Monroe was one of the few Butler County communities to not implement a ban on the medical marijuana businesses, which are set to begin operation across the state this year.
The city will soon be home to a medical marijuana cultivation facility and a dispensary, but officials say they expect no negative impact on the growing business community where the Cincinnati Premium Outlet Mall is located as well as several major logistics and distribution hubs for companies such as Hayneedle, Home Depot and soon, Amazon.
“The police department is working with the business owners to make sure plans are understood and what their needs are and how the city can facilitate on addressing those needs,” City Manager Bill Brock said. “We have a community resource officer engaged with the businesses.”
Brock said City Council does not believe medical marijuana businesses will hinder city efforts at the Interstate 75 and Ohio 63 interchange.
“People were concerned when Hustler Hollywood opened here,” Brock said. “We’ve shown we can manage these types of businesses and that’s at the interchange and Bristol’s (Show Club and Revue) was also open then. I don’t think that business was a detriment to our efforts then.”
Bristol’s operated as an adult entertainment business from 1994 to 2005. It closed after the city’s sexual oriented business ordinance was upheld by the U.S. District Court in Cincinnati, ending a five-year court battle between Monroe and WFO, Bristol’s former owner.
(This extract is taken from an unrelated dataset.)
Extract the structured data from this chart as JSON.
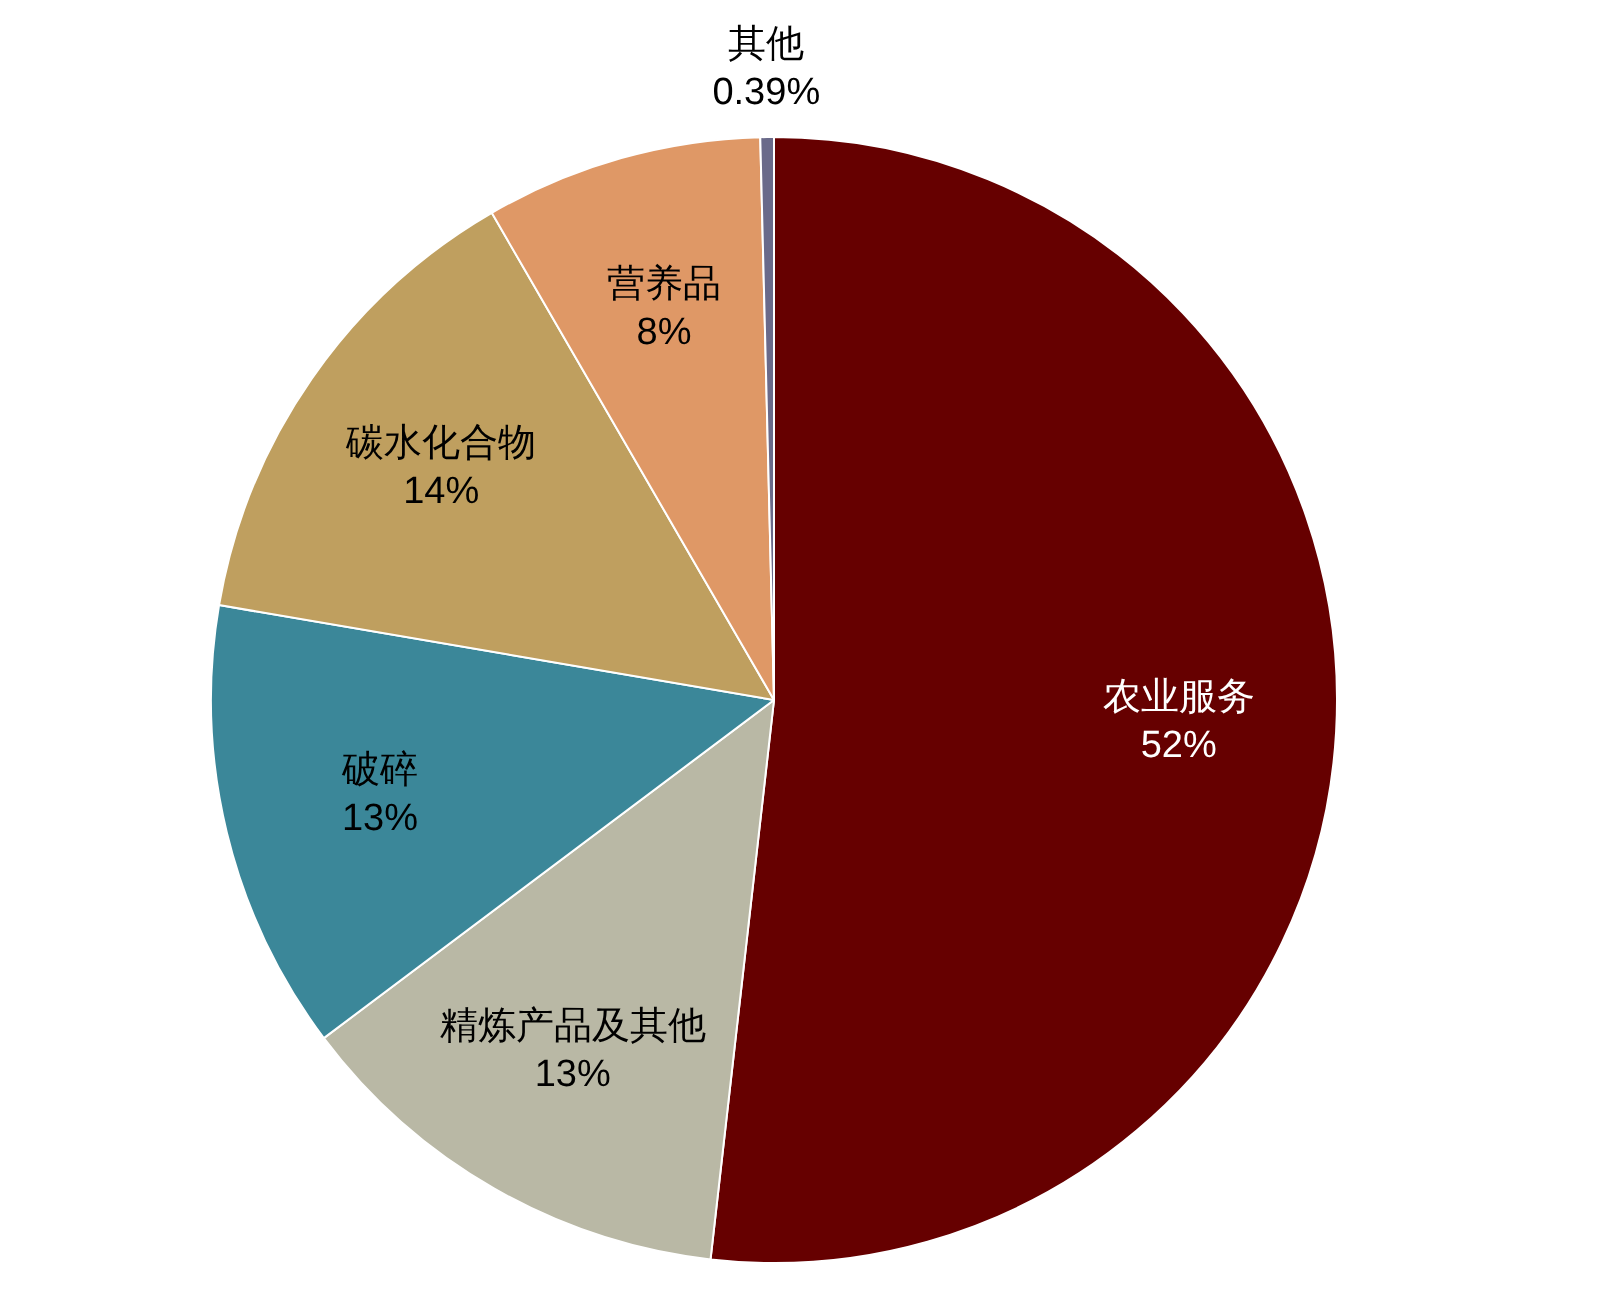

The club’s new owner, Deja Vu, considered re-opening and expanding the near-nude club in 2006, but the size of the expansion would have exceed the legal non-conforming use of the building, according to city officials.
He said the cultivation facility is in an existing building that is being rehabbed for that purpose.
Kevin Chesar, city development director, said the cultivation facility is located almost four miles west from the interchange in a nondescript industrial building off South Salzman Road, while the proposed dispensary will be located on Cincinnati-Dayton Road which is about two miles west from the interchange.
“I do not see any correlation to the interchange with the uses,” Chesar said. “I am confident that our aesthetic, architectural and use principles that have guided and continue to successfully grow the interchange as well as the rest of our City will continue to ensure buildings and site designs that are of high quality and architecturally resilient.”
MORE: Why Ohio may have to break the law to launch its medical pot program
Earlier this week, another multi-tenant commercial site that is proposed for development was reviewed by the city Planning Commission, he said.
As of July 17, the city has not received any permit applications for the dispensary, Chesar said. He added that the new building/site will have to receive Planning Commission approval prior to any approval for building permits. Chesar said he did not have any information on a construction timeline.
Longtime developer Lenny Robinson said development is taking place around the interchange as the city and private investors are working to attract more businesses and industry to Monroe.
Robinson’s group, who acquired the Corridor 75 Park in 1976, has seen an explosion of development in that area and that continues to grow as Amazon will open their new facility in the next month. He said there will be more than 5,000 people working at companies over that 800-acre development which has another 182 acres left for development.
His family has developed more than 11,000 acres in Monroe, creating thousands of jobs and $1.5 billion worth of investment in the city going back to 1946.
“The impact (of the medical marijuana businesses) is not going to change the dynamics of any city,” he said. “I believe the impact will be minimal.”
Robinson likened the medical marijuana licenses as modern day liquor licenses but was not sure about how these businesses will address their banking due to conflicts with state and federal laws.
Vice Mayor Dan Clark said he did not believe there would be any negative impacts with the opening of the two new medical marijuana businesses.
“The cultivation facility is another warehouse,” Clark said. “No one will see it because it’s not open to the public.”
Clark said, “I think people view medical marijuana positively. There’s been a change in society over the past few decades.”
He said medical marijuana has helped people with post-traumatic stress disorder, cancer and seizure disorders.
“I think its positive that it can help people of all ages,” Clark said. “I think that’s great.”